1003 annonces d’accidents par morsure de chien sur l’être humain ont été enregistrées auprès des offices vétérinaires cantonaux entre le 1er septembre et le 31 décembre 2006 - ce qui, extrapolé sur une année, représente un total de plus de 3000 accidents par année. 526 cas de morsures sur un animal ont également été répertoriés ainsi que 77 comportements agressifs chez un chien. Le nombre d’accidents est certainement sous-évalué: l’obligation d’annoncer doit devenir un réflexe chez tous les acteurs impliqués.

Deux-tiers des accidents par morsures sont dus à un chien connu de la victime ou même à son propre chien. Les enfants sont en première ligne : ils ont plus de risque d’être mordus par un chien que les adultes. De plus, les blessures chez les enfants sont localisées dans plus de la moitié des cas à la tête, alors que chez les adultes, les blessures sont surtout localisées sur les mains, les bras et les jambes. Cela montre bien l’importance de la prévention et de l’information non seulement auprès des enfants, mais aussi auprès des détenteurs de chien et des parents.

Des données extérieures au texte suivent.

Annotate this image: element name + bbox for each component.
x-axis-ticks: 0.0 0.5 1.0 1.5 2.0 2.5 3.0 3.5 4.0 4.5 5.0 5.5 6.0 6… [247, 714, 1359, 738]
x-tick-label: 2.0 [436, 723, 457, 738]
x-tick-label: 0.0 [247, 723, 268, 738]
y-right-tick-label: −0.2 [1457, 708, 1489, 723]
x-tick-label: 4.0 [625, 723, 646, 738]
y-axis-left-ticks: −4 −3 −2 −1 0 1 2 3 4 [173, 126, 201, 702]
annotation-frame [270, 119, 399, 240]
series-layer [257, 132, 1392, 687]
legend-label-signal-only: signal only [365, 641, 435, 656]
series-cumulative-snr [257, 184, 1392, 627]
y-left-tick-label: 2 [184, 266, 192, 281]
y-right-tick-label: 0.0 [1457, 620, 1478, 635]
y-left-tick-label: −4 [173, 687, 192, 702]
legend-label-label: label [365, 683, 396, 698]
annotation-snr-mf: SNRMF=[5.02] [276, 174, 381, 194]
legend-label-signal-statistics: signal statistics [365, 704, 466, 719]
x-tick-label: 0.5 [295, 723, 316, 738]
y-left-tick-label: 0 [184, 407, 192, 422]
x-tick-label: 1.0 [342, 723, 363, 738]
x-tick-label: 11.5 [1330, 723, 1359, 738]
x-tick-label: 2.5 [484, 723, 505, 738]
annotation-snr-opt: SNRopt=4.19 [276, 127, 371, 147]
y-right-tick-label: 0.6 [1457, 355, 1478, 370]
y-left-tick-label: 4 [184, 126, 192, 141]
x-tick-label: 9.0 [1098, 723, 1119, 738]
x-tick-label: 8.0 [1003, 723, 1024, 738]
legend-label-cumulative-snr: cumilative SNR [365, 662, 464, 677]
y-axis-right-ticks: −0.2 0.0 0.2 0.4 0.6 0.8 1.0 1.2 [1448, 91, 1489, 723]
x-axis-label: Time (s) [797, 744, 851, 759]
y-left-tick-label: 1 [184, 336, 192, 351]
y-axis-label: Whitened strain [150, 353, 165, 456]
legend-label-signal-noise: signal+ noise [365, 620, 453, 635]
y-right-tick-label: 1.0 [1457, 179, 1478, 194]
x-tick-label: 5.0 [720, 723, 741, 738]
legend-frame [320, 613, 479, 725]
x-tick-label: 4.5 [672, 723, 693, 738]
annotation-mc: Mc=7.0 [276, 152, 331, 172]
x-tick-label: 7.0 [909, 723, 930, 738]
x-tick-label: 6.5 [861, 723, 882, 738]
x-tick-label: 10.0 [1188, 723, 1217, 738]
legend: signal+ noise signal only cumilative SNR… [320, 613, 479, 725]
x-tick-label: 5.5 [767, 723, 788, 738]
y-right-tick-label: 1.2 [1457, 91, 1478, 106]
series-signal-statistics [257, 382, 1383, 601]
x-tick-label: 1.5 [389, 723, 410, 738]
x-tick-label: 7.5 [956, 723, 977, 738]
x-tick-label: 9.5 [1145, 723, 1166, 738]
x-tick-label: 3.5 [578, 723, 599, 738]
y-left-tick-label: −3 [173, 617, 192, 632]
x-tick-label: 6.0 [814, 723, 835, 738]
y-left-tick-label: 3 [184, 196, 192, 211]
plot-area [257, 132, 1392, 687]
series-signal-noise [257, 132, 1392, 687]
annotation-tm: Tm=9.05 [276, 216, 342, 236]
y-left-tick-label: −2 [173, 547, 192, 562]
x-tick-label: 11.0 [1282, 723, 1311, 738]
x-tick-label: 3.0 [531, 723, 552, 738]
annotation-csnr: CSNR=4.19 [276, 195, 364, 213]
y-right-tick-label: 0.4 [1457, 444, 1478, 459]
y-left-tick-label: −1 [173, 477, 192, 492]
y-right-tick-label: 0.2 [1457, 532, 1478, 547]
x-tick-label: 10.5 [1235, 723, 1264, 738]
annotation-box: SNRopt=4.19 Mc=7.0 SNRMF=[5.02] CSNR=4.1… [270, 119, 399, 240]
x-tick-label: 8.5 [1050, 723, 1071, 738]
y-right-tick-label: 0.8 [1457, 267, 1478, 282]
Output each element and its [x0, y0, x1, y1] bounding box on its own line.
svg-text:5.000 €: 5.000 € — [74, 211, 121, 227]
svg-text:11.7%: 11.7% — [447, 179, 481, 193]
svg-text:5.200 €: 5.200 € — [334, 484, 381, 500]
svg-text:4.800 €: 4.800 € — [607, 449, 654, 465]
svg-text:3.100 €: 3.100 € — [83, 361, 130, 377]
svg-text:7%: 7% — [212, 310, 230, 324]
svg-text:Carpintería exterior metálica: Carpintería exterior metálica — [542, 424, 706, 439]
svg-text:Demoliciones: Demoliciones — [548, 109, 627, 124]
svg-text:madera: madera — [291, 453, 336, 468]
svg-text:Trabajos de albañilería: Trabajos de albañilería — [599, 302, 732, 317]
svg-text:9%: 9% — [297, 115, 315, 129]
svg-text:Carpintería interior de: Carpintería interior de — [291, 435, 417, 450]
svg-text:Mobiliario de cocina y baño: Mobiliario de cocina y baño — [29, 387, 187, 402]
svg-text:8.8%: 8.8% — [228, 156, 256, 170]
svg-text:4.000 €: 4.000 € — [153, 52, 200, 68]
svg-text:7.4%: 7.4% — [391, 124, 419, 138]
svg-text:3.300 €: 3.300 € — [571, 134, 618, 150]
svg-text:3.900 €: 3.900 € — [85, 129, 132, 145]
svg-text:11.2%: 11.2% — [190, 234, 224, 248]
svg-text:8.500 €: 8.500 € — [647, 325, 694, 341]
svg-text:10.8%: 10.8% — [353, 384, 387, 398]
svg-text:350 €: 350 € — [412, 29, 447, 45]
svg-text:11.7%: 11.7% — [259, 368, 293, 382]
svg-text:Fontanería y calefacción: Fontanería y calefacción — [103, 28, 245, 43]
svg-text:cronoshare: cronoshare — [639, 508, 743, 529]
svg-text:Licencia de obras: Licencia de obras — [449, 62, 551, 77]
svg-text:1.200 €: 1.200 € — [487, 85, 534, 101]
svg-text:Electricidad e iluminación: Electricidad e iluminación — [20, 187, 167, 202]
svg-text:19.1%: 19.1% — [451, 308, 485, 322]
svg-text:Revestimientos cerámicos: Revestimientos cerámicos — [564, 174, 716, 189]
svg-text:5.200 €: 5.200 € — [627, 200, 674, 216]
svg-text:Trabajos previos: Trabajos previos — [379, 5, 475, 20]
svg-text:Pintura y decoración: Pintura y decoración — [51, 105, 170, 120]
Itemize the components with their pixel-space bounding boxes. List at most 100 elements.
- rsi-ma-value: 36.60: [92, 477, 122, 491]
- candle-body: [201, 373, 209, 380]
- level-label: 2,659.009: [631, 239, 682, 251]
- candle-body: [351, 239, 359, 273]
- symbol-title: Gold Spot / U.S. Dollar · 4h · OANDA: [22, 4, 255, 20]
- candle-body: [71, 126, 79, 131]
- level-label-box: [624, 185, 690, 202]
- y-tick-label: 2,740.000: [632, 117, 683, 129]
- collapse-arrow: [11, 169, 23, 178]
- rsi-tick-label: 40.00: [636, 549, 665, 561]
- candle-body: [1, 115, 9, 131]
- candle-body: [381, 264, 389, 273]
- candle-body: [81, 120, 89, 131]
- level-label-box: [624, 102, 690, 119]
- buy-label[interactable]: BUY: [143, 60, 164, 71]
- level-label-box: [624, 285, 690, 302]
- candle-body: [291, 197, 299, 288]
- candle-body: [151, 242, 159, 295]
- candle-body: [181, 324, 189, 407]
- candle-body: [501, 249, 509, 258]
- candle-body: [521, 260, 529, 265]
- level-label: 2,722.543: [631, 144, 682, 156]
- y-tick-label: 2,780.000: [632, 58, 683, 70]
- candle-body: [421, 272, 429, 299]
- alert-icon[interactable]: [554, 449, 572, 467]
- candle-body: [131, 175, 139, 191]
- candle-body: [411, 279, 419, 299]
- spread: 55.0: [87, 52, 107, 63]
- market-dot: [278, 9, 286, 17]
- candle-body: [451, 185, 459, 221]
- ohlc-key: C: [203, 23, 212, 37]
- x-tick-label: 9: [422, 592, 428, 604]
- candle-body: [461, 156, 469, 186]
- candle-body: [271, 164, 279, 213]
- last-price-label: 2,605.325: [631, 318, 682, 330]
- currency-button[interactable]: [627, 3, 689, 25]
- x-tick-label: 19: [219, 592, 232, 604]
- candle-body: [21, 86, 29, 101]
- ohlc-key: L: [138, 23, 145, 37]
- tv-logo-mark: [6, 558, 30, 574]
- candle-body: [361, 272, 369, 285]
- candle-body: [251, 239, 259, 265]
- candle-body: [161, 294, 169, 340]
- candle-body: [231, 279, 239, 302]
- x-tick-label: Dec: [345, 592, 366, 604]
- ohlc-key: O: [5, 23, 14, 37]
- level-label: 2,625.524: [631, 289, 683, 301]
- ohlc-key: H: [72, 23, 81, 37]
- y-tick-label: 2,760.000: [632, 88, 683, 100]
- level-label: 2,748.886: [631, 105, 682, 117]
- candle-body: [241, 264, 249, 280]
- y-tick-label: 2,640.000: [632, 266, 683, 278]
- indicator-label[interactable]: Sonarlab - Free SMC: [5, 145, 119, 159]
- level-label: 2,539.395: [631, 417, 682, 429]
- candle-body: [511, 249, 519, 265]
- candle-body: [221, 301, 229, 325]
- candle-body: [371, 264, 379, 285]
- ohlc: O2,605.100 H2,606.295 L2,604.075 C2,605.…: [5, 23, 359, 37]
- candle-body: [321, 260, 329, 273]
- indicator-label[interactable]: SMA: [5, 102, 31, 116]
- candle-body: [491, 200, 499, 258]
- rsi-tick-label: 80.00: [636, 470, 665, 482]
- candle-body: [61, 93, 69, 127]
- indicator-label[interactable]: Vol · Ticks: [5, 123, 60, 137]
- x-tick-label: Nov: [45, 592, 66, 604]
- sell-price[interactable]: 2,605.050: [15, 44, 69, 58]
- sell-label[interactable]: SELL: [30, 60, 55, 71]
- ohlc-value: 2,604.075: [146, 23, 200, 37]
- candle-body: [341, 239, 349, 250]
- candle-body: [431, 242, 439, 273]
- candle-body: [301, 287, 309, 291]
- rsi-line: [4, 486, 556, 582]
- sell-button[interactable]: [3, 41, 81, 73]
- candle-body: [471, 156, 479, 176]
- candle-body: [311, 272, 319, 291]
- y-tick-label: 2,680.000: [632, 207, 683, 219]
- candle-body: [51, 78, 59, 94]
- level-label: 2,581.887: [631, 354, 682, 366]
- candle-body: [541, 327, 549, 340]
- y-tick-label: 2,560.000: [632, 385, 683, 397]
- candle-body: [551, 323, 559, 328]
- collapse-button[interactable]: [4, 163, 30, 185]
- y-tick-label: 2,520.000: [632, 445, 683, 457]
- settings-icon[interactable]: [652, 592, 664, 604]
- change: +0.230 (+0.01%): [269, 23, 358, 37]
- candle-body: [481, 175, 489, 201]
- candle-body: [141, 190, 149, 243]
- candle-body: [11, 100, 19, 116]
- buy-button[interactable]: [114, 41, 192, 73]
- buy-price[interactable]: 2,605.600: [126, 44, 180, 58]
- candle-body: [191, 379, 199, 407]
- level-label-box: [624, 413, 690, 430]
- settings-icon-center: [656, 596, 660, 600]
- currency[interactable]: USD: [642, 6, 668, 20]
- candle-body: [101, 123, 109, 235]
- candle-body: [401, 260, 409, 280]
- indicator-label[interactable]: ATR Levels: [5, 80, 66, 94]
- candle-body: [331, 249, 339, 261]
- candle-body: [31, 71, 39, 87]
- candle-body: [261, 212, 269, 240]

Plus de 200 types de chiens ont été impliqués dans les accidents. En tête de liste, les bergers et les bouviers - des chiens qui sont fréquents dans la population canine. Il faudra attendre la mise en valeur des données de l’enregistrement obligatoire des chiens pour savoir si certains types de chien sont sous- ou sur-représentés dans les accidents par morsure.

La procédure d'annonce obligatoire fonctionne. Dans plusieurs centaines de cas, les annonces ont entraîné des mesures. Mais la discipline d’annonce doit être améliorée."

 

Cette étude est très intéressante car elle corrobore les éléments connus à ce jour.

Le rapport de l'OVF est disponible ICI.

 

 

 

28 février 2007 - Journal "Le Temps"

Extrait de l'article : "FRIBOURG - Les molosses de type pitbull seront interdits dans le canton de Fribourg dès le mois de juillet. Le gouvernement vient de promulguer la loi sur la détention des chiens et a fixé au 1er juillet la date de son entrée en vigueur.

Le sort des chiens dangereux sur le territoire cantonal est déjà réglé par les mesures transitoires, a expliqué un expert auprès du vétérinaire cantonal. Ils devront être castrés, stérilisés, munis d'une puce électronique et tenus en laisse. "Il n'a jamais été question de les euthanasier", a-t-il rassuré.

Le référendum lancé contre la nouvelle loi a échoué, les 6000 signatures requises n'ayant pas été récoltées avant le 22 février. La loi fribourgeoise interdit les chiens de type pitbull ainsi que les chiens issus de croisement avec les pitbulls. Sont également interdits les chiens issus de croisement avec des chiens soumis à autorisation.

Aucune race ne sera interdite dans le canton de Fribourg, les pitbulls n'étant pas une race mais un type de chien. En revanche, un certain nombre de races, dont le Conseil d'Etat doit encore établir la liste, seront soumises à autorisation. A part Fribourg, seul le Valais a interdit certains chiens sur son territoire."

 

23 février 2007 - Journal "Le Temps"

Extrait de l'article : "Le Grand Conseil genevois a refusé d'interdire les molosses jeudi soir. La nouvelle loi obligera en revanche les acquéreurs de chiens, peu importe la race, à suivre des cours théoriques sur leur détention. Le peuple devra se prononcer.

Les propriétaires de chiens potentiellement dangereux devront eux suivre des cours d'éducation canine jusqu'au 24e mois de l'animal et le faire stériliser. Un seul molosse sera autorisé par foyer. Leur reproduction et leur croisement avec d'autres races seront interdits.

Les chiens potentiellement dangereux seront listés dans un règlement du Conseil d'Etat et seront soumis à autorisation. La loi a été adoptée par 47 oui, 10 non et 12 abstentions.

Quant au port obligatoire de la muselière pour tous les chiens dans les parcs passe à la trappe. Cette mesure avait été adoptée à titre provisoire par le gouvernement après le drame survenu avec l'attaque d'un bambin par un pitbull au Parc La Grange en août dernier. Seuls les molosses devront être muselés sur la voie publique."